A l’image des autres préfectures qui abritent des activités minières, Kindia perçoit d’importantes redevances versées par la Compagnie des Bauxites de Kindia (CBK), détenue par Rusal, au titre de la contribution au développement local (CDL). Ces mannes financières constituent les plus importantes ressources de la préfecture. Mais leur gestion ne fait guère l’unanimité. Enquête exclusive. 

La préfecture de Kindia est à environ 130 km à l’est de Conakry. Elle a une population estimée à 439,614, selon le recensement général de la population réalisé en 2014. La majorité de la population vit dans les zones rurales et tire ses revenus de l’agriculture. C’est dans cette localité que la CBK exploite la bauxite depuis 2000.

La société est assujettie au paiement de 0,1 USD par tonne nette de bauxite exportée au cours du trimestre payé conformément à l’annexe C de la convention signée avec le gouvernement guinéen, portant sur la contribution au développement local (CDL), prescrit à l’article 130 du code minier.

En 2016, la compagnie russe a versé à la préfecture de Kindia un montant de 2 989 453 500 GNF conformément à son engagement, selon le rapport de l’Initiative pour la Transparence dans les Industries Extractives (ITIE) 2016.

La société Rusal CBK qui opère sur 344 km² a exporté 3,2 millions de tonnes de bauxite d’une valeur de 1 242 milliards de francs guinéens soit 134,6 millions USD au cours de la même année, précise la même source.

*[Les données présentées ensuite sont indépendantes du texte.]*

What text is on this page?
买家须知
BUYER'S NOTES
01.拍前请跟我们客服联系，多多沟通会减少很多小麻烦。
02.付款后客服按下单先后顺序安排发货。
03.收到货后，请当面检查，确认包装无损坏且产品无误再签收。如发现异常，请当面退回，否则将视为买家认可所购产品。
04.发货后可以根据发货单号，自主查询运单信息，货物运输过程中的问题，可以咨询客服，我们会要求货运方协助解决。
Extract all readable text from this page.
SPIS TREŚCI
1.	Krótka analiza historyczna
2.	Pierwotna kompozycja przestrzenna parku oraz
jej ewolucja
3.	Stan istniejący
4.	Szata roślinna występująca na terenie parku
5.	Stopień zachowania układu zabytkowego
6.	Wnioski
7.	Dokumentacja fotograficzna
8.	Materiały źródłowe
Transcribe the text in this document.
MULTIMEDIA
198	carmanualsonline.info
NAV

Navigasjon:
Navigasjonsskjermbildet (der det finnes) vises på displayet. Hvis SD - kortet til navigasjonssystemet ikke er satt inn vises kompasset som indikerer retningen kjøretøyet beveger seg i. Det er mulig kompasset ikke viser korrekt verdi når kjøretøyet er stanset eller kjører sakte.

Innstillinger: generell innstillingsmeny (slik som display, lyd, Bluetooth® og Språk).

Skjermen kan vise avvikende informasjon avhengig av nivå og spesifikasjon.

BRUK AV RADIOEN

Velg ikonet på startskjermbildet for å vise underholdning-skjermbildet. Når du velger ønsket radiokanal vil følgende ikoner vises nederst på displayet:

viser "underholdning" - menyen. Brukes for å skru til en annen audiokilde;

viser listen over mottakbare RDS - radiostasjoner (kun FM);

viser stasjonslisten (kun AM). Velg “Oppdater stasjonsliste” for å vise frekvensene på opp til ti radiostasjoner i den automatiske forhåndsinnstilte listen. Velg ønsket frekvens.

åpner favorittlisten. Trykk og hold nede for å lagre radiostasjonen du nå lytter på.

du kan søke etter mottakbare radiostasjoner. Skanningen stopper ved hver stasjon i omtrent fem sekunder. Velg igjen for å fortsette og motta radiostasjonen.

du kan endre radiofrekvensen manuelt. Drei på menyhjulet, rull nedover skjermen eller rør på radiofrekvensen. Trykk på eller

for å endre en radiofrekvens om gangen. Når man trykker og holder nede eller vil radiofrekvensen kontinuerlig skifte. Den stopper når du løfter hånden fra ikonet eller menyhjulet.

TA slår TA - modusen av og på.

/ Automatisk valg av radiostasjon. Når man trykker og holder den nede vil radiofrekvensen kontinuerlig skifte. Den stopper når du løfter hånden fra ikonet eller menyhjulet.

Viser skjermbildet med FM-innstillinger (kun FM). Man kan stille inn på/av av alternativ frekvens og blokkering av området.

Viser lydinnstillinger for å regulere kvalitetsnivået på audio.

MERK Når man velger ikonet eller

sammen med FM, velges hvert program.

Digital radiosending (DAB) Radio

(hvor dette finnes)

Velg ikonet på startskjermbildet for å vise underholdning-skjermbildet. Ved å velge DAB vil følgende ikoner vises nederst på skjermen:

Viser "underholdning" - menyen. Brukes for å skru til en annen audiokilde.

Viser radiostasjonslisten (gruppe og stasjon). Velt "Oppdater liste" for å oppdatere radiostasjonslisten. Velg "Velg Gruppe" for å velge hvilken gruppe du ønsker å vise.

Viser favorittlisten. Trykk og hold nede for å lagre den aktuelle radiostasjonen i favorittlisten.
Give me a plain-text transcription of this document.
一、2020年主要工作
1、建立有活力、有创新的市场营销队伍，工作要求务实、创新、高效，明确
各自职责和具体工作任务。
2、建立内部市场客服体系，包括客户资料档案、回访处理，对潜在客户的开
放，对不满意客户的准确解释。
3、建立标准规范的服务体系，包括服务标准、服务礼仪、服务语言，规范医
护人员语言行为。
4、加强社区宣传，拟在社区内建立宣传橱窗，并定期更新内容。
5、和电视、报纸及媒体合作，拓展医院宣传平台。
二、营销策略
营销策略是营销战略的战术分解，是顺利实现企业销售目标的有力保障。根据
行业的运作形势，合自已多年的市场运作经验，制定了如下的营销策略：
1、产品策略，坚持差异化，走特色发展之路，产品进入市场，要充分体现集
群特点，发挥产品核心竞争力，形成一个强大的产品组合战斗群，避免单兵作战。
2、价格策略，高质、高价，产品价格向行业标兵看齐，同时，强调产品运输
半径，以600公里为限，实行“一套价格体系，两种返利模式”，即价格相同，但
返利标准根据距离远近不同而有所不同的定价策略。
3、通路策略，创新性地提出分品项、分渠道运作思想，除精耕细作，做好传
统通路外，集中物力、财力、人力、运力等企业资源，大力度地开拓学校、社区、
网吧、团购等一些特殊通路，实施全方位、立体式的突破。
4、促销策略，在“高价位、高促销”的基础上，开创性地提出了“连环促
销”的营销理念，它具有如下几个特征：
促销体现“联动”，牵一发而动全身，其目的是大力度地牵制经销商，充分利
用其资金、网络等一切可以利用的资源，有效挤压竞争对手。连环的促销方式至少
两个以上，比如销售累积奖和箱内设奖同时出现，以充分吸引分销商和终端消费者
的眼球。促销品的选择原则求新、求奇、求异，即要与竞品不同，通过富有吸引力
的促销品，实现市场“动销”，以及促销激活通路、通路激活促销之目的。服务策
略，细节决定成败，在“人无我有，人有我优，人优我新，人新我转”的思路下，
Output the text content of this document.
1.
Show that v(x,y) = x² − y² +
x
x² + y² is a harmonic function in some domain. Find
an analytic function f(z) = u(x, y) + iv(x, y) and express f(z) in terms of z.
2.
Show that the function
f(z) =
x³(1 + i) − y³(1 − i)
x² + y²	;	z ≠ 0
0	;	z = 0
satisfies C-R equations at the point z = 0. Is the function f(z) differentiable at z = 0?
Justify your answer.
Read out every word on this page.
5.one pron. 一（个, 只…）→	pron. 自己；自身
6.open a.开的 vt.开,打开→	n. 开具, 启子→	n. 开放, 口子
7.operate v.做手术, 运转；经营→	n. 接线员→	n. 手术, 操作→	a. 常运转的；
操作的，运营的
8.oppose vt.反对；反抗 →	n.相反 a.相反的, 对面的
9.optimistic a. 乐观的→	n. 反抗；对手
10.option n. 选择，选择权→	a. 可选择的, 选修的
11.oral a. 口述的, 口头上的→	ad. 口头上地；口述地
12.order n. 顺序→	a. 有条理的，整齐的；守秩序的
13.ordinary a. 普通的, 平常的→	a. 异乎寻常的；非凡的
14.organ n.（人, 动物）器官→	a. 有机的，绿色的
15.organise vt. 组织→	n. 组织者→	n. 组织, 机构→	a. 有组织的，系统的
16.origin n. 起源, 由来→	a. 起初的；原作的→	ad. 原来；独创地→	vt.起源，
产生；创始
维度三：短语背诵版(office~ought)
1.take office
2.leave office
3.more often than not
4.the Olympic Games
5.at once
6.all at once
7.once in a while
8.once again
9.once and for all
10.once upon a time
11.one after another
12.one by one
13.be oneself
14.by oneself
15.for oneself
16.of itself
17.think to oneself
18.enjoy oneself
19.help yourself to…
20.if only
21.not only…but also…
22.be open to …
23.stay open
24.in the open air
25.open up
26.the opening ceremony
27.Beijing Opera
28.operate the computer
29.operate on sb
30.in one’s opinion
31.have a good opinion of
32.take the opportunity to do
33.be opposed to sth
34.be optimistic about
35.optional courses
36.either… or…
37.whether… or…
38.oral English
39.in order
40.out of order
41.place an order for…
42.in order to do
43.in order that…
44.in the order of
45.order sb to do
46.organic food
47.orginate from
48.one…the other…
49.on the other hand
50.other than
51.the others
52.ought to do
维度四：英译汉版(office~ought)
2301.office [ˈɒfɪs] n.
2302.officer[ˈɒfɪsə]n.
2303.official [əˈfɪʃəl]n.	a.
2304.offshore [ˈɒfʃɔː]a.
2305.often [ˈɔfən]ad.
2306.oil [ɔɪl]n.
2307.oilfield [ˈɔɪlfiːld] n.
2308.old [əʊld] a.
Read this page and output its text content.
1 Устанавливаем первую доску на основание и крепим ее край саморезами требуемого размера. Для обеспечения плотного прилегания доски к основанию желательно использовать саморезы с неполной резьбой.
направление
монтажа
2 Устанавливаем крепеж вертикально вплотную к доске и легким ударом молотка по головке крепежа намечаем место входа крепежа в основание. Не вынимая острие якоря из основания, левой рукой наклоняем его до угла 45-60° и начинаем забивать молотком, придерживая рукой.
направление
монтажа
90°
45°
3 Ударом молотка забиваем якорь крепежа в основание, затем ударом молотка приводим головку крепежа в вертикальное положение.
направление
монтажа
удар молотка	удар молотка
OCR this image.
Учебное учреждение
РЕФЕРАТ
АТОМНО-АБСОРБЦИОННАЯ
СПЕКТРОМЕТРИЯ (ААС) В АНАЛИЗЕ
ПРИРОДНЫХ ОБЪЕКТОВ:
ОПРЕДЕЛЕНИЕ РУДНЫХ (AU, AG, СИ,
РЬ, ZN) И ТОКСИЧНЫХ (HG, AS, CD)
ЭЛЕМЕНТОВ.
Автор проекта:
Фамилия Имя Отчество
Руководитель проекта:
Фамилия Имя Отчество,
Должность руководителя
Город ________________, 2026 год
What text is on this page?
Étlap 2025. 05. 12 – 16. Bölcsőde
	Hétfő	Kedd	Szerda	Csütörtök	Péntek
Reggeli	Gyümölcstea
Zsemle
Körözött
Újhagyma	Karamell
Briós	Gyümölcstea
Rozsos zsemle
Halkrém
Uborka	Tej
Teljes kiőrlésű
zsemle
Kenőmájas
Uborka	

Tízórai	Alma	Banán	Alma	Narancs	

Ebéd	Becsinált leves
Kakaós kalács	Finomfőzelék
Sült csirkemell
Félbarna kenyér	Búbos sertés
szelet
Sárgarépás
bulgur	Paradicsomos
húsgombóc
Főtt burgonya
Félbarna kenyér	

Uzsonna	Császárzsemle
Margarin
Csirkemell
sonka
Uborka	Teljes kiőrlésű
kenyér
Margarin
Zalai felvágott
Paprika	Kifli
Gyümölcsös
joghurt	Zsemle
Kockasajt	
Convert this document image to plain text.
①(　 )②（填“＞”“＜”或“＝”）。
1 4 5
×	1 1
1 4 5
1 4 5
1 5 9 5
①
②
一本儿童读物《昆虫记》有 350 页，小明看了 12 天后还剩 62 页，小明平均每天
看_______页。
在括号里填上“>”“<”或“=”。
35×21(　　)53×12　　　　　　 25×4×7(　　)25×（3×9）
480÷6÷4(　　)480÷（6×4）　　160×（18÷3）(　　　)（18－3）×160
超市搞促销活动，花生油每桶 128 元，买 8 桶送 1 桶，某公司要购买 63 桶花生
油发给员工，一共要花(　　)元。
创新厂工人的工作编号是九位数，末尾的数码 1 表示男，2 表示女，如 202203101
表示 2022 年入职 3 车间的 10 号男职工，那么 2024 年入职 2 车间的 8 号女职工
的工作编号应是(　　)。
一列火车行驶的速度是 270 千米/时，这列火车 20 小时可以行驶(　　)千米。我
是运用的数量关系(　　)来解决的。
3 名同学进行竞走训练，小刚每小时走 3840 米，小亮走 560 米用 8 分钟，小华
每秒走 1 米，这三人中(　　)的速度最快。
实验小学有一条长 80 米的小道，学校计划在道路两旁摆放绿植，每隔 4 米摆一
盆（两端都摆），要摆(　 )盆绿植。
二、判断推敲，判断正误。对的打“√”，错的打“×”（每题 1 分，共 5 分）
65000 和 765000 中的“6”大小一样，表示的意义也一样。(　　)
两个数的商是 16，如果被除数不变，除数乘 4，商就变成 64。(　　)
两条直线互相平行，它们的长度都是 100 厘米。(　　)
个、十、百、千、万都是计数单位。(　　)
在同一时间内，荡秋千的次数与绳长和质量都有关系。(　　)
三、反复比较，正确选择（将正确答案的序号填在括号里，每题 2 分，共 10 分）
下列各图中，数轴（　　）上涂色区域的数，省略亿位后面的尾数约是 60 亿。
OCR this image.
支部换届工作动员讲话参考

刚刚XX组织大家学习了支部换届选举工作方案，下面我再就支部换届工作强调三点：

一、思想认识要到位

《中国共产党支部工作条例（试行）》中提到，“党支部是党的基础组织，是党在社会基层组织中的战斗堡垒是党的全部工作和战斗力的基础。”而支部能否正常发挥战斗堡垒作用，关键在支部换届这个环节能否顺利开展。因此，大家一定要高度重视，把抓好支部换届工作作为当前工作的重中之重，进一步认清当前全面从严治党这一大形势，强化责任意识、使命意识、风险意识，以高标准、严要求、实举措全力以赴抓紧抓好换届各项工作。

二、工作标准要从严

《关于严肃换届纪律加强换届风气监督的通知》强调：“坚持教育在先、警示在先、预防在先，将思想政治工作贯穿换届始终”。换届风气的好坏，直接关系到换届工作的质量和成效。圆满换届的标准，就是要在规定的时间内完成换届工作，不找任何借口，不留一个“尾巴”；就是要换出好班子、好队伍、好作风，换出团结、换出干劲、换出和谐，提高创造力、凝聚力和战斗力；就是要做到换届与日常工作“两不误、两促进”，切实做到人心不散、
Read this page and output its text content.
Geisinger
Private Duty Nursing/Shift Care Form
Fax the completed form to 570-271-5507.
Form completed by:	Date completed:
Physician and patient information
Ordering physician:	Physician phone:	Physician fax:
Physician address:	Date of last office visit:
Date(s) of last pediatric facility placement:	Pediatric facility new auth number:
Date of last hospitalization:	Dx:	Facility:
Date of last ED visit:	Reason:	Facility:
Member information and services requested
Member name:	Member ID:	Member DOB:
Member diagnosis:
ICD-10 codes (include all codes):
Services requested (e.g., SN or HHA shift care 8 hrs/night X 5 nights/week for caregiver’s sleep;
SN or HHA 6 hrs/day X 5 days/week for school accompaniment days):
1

La contribution au développement local permet la réalisation de la plupart des infrastructures communautaires au niveau des collectivités abritant l’exploitation minière. La gestion de cette redevance pose problème dans les différentes localités. Soit les fonds versés pour la réalisation des ouvrages sont détournés de leurs objectifs, soit les réalisations ne répondent pas aux besoins des communautés, soit les infrastructures réalisées ne sont pas conformes aux montants décaissés. Comment la CDL payée en 2016 par la CBK a-t-elle été gérée ?

A Kindia, la CBK verse annuellement des montants au titre de la CDL en faveur des zones impactées par l’exploitation minière. A ce titre, l’entreprise a payé plus 23,326 milliards de francs guinéens entre 2001 et 2017.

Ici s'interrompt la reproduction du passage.